One does not easily earn the "Voice of God" moniker, but when it came to Roy Steele, nothing else would do. 

The long-time public address announcer for the A's passed away Thursday at his home in Auburn, leaving behind a tremendous legacy as one of the most recognizable voices in the history of the game. The A's released a team statement acknowledging his vast contributions to the history of the franchise.

"As the PA voice of the A’s for nearly four decades, his booming baritone filled the Coliseum from the Mustache Gang to Billy Ball, the Bash Brothers and Moneyball," the statement said. "Beloved by all, he touched the lives of generations of A’s fans. We send our heartfelt condolences to his family and loved ones."
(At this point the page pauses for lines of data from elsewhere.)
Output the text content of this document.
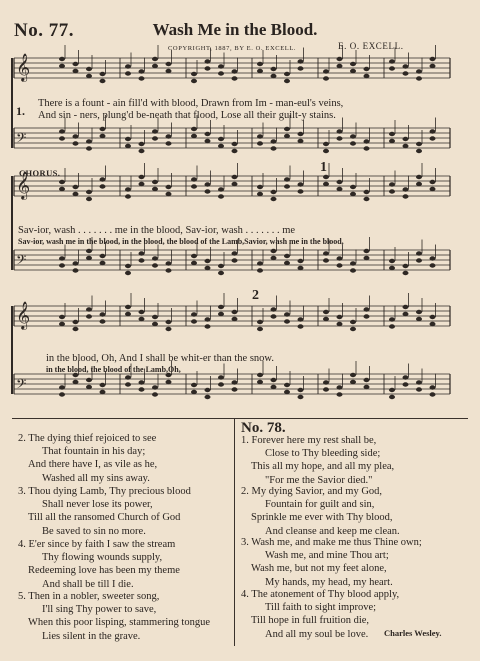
No. 77.	Wash Me in the Blood.
COPYRIGHT, 1887, BY E. O. EXCELL.	E. O. EXCELL.
𝄞
𝄢
𝄞
𝄢
𝄞
𝄢
1.
There is a fount - ain fill'd with blood, Drawn from Im - man-eul's veins,
And sin - ners, plung'd be-neath that flood, Lose all their guilt-y stains.
CHORUS.
Sav-ior, wash . . . . . . . me in the blood, Sav-ior, wash . . . . . . . me
Sav-ior, wash me in the blood, in the blood, the blood of the Lamb,Savior, wash me in the blood,
in the blood, Oh, And I shall be whit-er than the snow.
in the blood, the blood of the Lamb,Oh,
1
2
2. The dying thief rejoiced to see
That fountain in his day;
And there have I, as vile as he,
Washed all my sins away.
3. Thou dying Lamb, Thy precious blood
Shall never lose its power,
Till all the ransomed Church of God
Be saved to sin no more.
4. E'er since by faith I saw the stream
Thy flowing wounds supply,
Redeeming love has been my theme
And shall be till I die.
5. Then in a nobler, sweeter song,
I'll sing Thy power to save,
When this poor lisping, stammering tongue
Lies silent in the grave.
No. 78.
1. Forever here my rest shall be,
Close to Thy bleeding side;
This all my hope, and all my plea,
"For me the Savior died."
2. My dying Savior, and my God,
Fountain for guilt and sin,
Sprinkle me ever with Thy blood,
And cleanse and keep me clean.
3. Wash me, and make me thus Thine own;
Wash me, and mine Thou art;
Wash me, but not my feet alone,
My hands, my head, my heart.
4. The atonement of Thy blood apply,
Till faith to sight improve;
Till hope in full fruition die,
And all my soul be love.	Charles Wesley.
Steele began his tenure as the A's PA announcer starting in 1968 and remained in the position through 2005, though he did make occasional appearances during the 2007-08 season. He covered over 3,000 A's games, including six World Series and an All-Star Game. Throughout his 38 years at the helm, he only missed five days of work.

[RELATED: A's might have to delay targeted 2023 ballpark opening]

His death comes during a sad week for the Oakland franchise. On Sunday, Chester Farrow, who operated the scoreboard at the Coliseum for over 50 years, passed away at the age of 77.

Whenever MLB resumes, one would imagine both longtime employees will be honored.